Indeed, it is possible to benefit from exfoliating, disinfecting, antimicrobial and anti-inflammatory virtues other than by ingesting or applying medication.
Among the most regularly used drug treatments are antibiotics, isotretinoin, benzoyl peroxide and azelaic acid.
Antibiotics are often used in the treatment of acne.
However, since acne is not an infection, one might question the usefulness of antibiotics.
In reality, in the case of acne, it is the anti-inflammatory function of these antibiotics that one seeks to exploit. Antibiotics are primarily used for the treatment of severe acne, generally characterized by inflammatory lesions (papules and pustules) appearing as a result of inflammation of the pilosebaceous follicle.
Because the inflammation is caused by Propionibacterium acnes, it is in an effort to combat the action of this bacteria that antibiotics are prescribed.
Having strong contraindications and possibly having non-negligible side effects, they are to be used with the utmost caution.
Isotretinoin is practically considered the most effective treatment for acne.
It is part of the retinoid group along with tretinoin, of which it is a stereoisomer, and adapalene; two other molecules that are also used in the treatment of acne.
As with antibiotics, isotretinoin has anti-inflammatory activity and is, therefore, effective against severe acne lesions.
It works by suppressing the action of sebaceous glands responsible for sebum secretion and decreases their size.
Existing on sale under different names around the world, it can however have serious side effects on health: its prescription is therefore extremely well supervised.
Benzoyl peroxide is a frequently used topical treatment for acne lesions, especially for moderate acne.
It has an antibacterial and anti-inflammatory action and is, therefore, effective on papules (often painful red pimples).

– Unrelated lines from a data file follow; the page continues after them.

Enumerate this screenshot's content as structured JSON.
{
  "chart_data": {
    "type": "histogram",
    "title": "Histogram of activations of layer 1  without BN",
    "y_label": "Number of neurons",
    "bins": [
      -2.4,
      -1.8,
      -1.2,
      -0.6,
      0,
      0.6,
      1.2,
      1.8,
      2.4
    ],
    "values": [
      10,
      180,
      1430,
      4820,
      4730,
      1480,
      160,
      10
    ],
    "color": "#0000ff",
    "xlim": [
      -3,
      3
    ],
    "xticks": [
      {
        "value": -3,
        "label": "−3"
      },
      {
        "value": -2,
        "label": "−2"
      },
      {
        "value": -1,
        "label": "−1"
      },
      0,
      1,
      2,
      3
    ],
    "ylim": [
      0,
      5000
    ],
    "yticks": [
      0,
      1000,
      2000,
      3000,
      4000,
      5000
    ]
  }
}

Its mode of action is similar to that of isotretinoin: its antibacterial function combats the action of Propionibacterium acnes and thus prevents inflammation of the pilosebaceous follicle.
Benzoyl peroxide also has a keratolytic action (it destroys keratocytes) and it regulates the secretion of sebum by the sebaceous glands (sebostatic action).

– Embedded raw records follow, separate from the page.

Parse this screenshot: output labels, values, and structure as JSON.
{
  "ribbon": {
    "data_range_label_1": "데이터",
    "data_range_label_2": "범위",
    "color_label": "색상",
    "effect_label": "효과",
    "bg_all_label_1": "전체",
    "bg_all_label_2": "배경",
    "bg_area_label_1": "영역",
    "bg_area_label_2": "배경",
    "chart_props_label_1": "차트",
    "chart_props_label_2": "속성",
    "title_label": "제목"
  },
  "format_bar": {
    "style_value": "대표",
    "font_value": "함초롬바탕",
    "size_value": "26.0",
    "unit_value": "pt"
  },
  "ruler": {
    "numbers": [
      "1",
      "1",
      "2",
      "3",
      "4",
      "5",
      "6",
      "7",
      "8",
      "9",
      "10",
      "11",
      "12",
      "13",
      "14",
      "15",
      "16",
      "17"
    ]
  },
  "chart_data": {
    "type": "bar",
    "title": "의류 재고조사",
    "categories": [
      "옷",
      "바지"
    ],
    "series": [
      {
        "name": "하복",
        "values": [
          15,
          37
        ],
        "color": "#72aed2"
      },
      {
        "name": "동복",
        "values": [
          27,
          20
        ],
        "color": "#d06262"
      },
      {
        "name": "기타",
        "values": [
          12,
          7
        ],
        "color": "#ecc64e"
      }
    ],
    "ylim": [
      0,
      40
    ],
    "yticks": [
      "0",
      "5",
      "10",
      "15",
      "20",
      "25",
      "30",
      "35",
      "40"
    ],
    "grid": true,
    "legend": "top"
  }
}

Found mainly in gel or cream form, this molecule can have rather troublesome side effects.
Azelaic acid’s action is similar to that of benzoyl peroxide: it has antimicrobial and anti-inflammatory function and thus helps to decrease bacterial population and inflammation.
However, compared to peroxide, azelaic acid is more indicated for sensitive skin.
Available in several commercial forms, its results generally begin to be seen after four weeks of treatment.
As with any medical substance, azelaic acid can have undesirable side effects (especially when combined with other active ingredients).
Laser treatments for acne
There are many reasons why people with acne may turn to laser treatments.
Generally speaking, they are used when topical or general treatments have failed or when they cause allergies.
These lasers – which are now found in several forms with different features – are used not only to treat acne, but also to treat scars left by severe acne.
Precautions for women of childbearing age
Not all treatments are indicated for women of childbearing age: some molecules and active ingredients may pose great risks.
Although local treatments generally have several advantages, they also present a teratogenic risk in women.
Thus, cyclins and retinoids are strictly contraindicated for pregnant women, and women of childbearing age must undergo regular follow-up with a dermatologist.